FAQ-0645 How do I embed ARM assembler in a THUMB executable?


FAQ-0645 How do I embed ARM assembler in a THUMB executable?

» Symbian OS » Developer Knowledgebase » FAQ-0645

Classification:	C++	Category:	Development
Created:	10/11/99	Modified:	09/19/2001
Number:	FAQ-0645
Platform:	Symbian OS v6.0

Question:
I have some code which contains ARM assembler and I need it to compile in the THUMB build. I don't have the time or
expertise to convert the algorithm to use THUMB assembler, so is there some way to switch into ARM mode for the
duration of the function?

Answer:
The GCC assembler can operate in both thumb mode and arm mode, so the main trick is to accomplish the mode change using the BX instruction. BEWARE: the ARM documentation says that you can't use "BX PC" to achieve this!

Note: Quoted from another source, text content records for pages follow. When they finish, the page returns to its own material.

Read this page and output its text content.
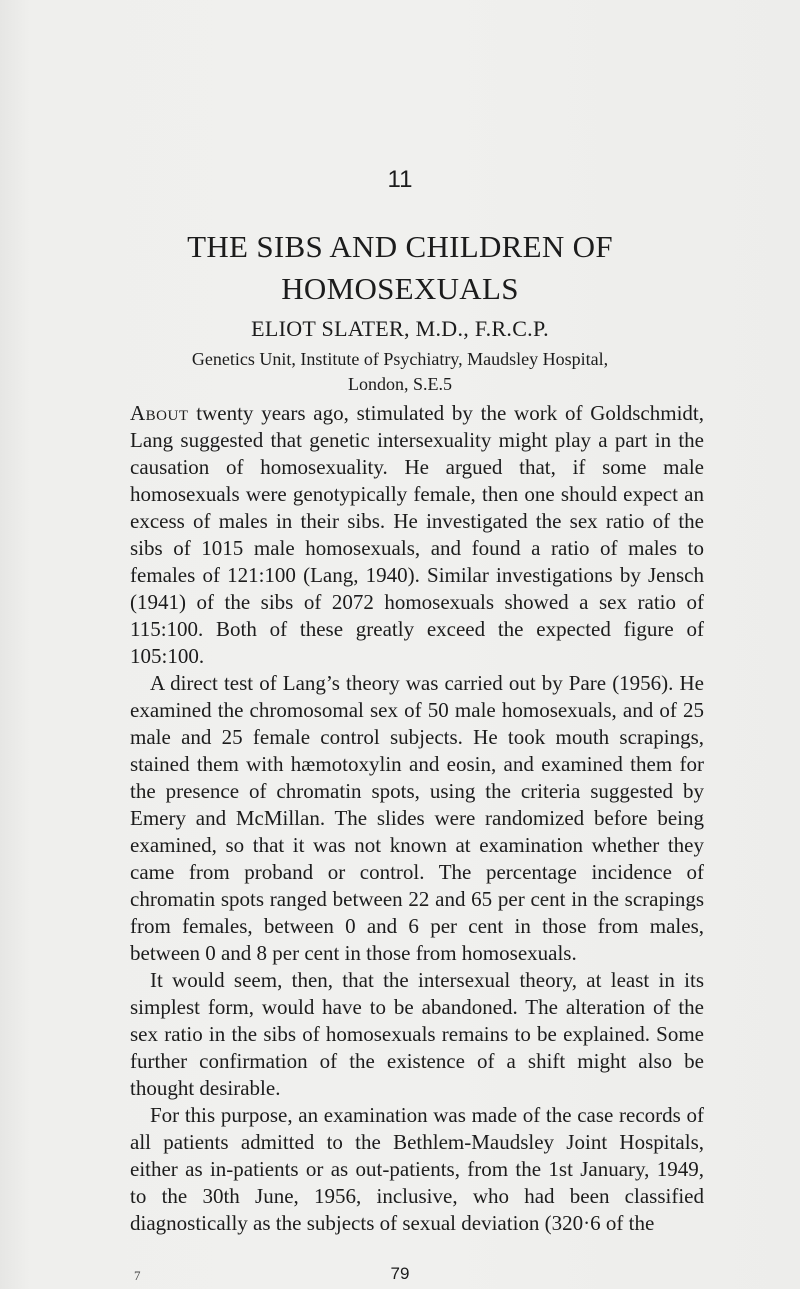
11
THE SIBS AND CHILDREN OF
HOMOSEXUALS
ELIOT SLATER, M.D., F.R.C.P.
Genetics Unit, Institute of Psychiatry, Maudsley Hospital,
London, S.E.5

About twenty years ago, stimulated by the work of Goldschmidt, Lang suggested that genetic intersexuality might play a part in the causation of homosexuality. He argued that, if some male homosexuals were genotypically female, then one should expect an excess of males in their sibs. He investigated the sex ratio of the sibs of 1015 male homosexuals, and found a ratio of males to females of 121:100 (Lang, 1940). Similar investigations by Jensch (1941) of the sibs of 2072 homosexuals showed a sex ratio of 115:100. Both of these greatly exceed the expected figure of 105:100.

A direct test of Lang’s theory was carried out by Pare (1956). He examined the chromosomal sex of 50 male homosexuals, and of 25 male and 25 female control subjects. He took mouth scrapings, stained them with hæmotoxylin and eosin, and examined them for the presence of chromatin spots, using the criteria suggested by Emery and McMillan. The slides were randomized before being examined, so that it was not known at examination whether they came from proband or control. The percentage incidence of chromatin spots ranged between 22 and 65 per cent in the scrapings from females, between 0 and 6 per cent in those from males, between 0 and 8 per cent in those from homosexuals.

It would seem, then, that the intersexual theory, at least in its simplest form, would have to be abandoned. The alteration of the sex ratio in the sibs of homosexuals remains to be explained. Some further confirmation of the existence of a shift might also be thought desirable.

For this purpose, an examination was made of the case records of all patients admitted to the Bethlem-Maudsley Joint Hospitals, either as in-patients or as out-patients, from the 1st January, 1949, to the 30th June, 1956, inclusive, who had been classified diagnostically as the subjects of sexual deviation (320·6 of the

7	79
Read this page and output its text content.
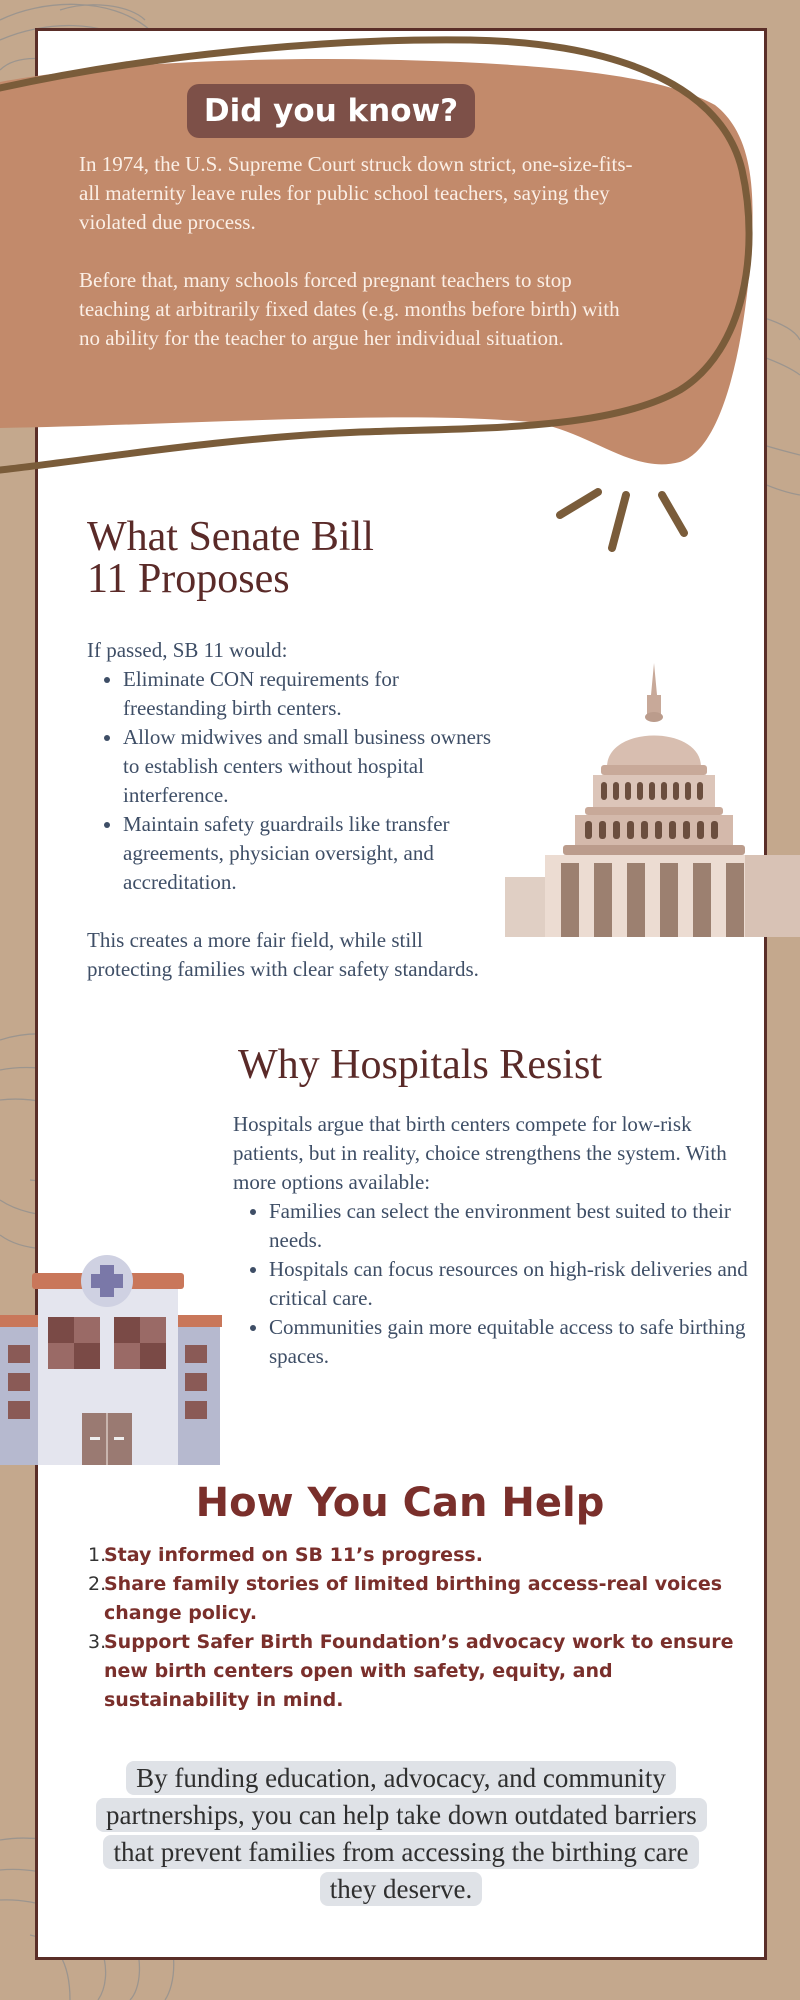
Did you know?

In 1974, the U.S. Supreme Court struck down strict, one-size-fits-all maternity leave rules for public school teachers, saying they violated due process.

Before that, many schools forced pregnant teachers to stop teaching at arbitrarily fixed dates (e.g. months before birth) with no ability for the teacher to argue her individual situation.

What Senate Bill
11 Proposes
If passed, SB 11 would:
• Eliminate CON requirements for freestanding birth centers.
• Allow midwives and small business owners to establish centers without hospital interference.
• Maintain safety guardrails like transfer agreements, physician oversight, and accreditation.

This creates a more fair field, while still protecting families with clear safety standards.

Why Hospitals Resist
Hospitals argue that birth centers compete for low-risk patients, but in reality, choice strengthens the system. With more options available:
• Families can select the environment best suited to their needs.
• Hospitals can focus resources on high-risk deliveries and critical care.
• Communities gain more equitable access to safe birthing spaces.
How You Can Help
1.
Stay informed on SB 11’s progress.
2.
Share family stories of limited birthing access-real voices change policy.
3.
Support Safer Birth Foundation’s advocacy work to ensure new birth centers open with safety, equity, and sustainability in mind.

By funding education, advocacy, and community partnerships, you can help take down outdated barriers that prevent families from accessing the birthing care they deserve.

Consider this example function:

__declspec(naked) int sysThreadCheckStack(long /* red_zone*/)
{
__asm("and r0,sp,#0xff000"); // extract bits 12-19 (0x00ff000)
#ifdef __MARM_ARMI__
__asm("bx lr"); // and return, allowing for interworking
#else
__asm("mov pc,lr"); // and return
#endif
}
This particular example is so simple it would be better to convert it to THUMB directly, but ignoring that, the changes needed are:

__declspec(naked) int sysThreadCheckStack(long /* red_zone*/)
{
#ifdef __MARM_THUMB__
__asm(" push {r0}"); // 1
__asm(" add r0,pc,#4"); // 2
__asm(" bx r0"); // 3
__asm(" nop"); // 4
__asm(" .align 2"); // 5
__asm(" .code 32"); // 6
__asm(" ldr r0,[sp],#4); // 7
#endif

__asm("and r0,sp,#0xff000"); // extract bits 12-19 (0x00ff000)
#if defined(__MARM_ARMI__)||defined(__MARM_THUMB__)
__asm("bx lr"); // and return, allowing for interworking
#else
__asm("mov pc, lr");
#endif

#ifdef __MARM_THUMB__
__asm(" .code 16"); // 8
#endif
}
The __MARM_THUMB__ define is used by MAKMAKE to indicate a THUMB build, so the new code is protected by a suitable #ifdef section, and the conditional use of BX for the return is extended to include THUMB as well as ARMI. The additional lines do the following things, not all of which are particularly obvious:

1. Save r0 on the stack, so that we can use it as a scratch register for the BX
2. Compute the address of the first ARM instruction: the pc is currently pointing at the following "nop" instruction.
3. Transfer to the ARM code, switching into ARM mode as we go. The low 2 bits of R0 will be ignored.
4. Padding so that the rounding of R0 has the right effect
5. Directive to align the following instruction to a multiple of 4 bytes: this either does nothing or puts out 2 zero bytes
6. Directive to the assembler that it should now process ARM instructions rather than THUMB instructions
7. Pop R0 from the stack - this is the first instruction executed in ARM mode.
8. Directive to the assembler that it should process THUMB instructions, so that subsequent functions are compiled correctly.
The really tricky bit is lines 3-5. There are two cases to consider, distinguished by whether or not line 1 falls on a multiple of 4 bytes:

Case 1: instruction 1 is at address 4N+0

4N+0 push {r0}
4N+2 add r0,pc,#4 // pc=4N+6, so r0 = 4N+10
4N+4 bx r0 // jumps to ARM mode at 4N+8 because the low 2 bits are ignored
4N+6 nop
4N+8 .align 2 // already aligned, so does nothing
4N+8 ldr r0,[sp],#4
4N+C
Case 2: instruction 1 is at address 4N+2

4N+2 push {r0}
4N+4 add r0,pc,#4 // pc=4N+8, so r0 = 4N+10
4N+6 bx r0 // jumps to ARM mode at 4N+C
4N+8 nop
4N+A .align 2 // not aligned, so 2 bytes of zeros
4N+C ldr r0,[sp],#4
Thus it works in both cases., and would even be suitable for use in mixed C++ and assembler functions.

Note that the THUMB instruction "add rN, pc, #immediate" also masks part of the PC, but this effect isn't significant here because the masking implied in the BX instruction does the whole job anyway.

In circumstances where it's appropriate to include \epoc32\include\kernel\u32std.h, there are macros __SWITCH_TO_ARM and __END_ARM which provide the above code, including the appropriate #ifdef protection.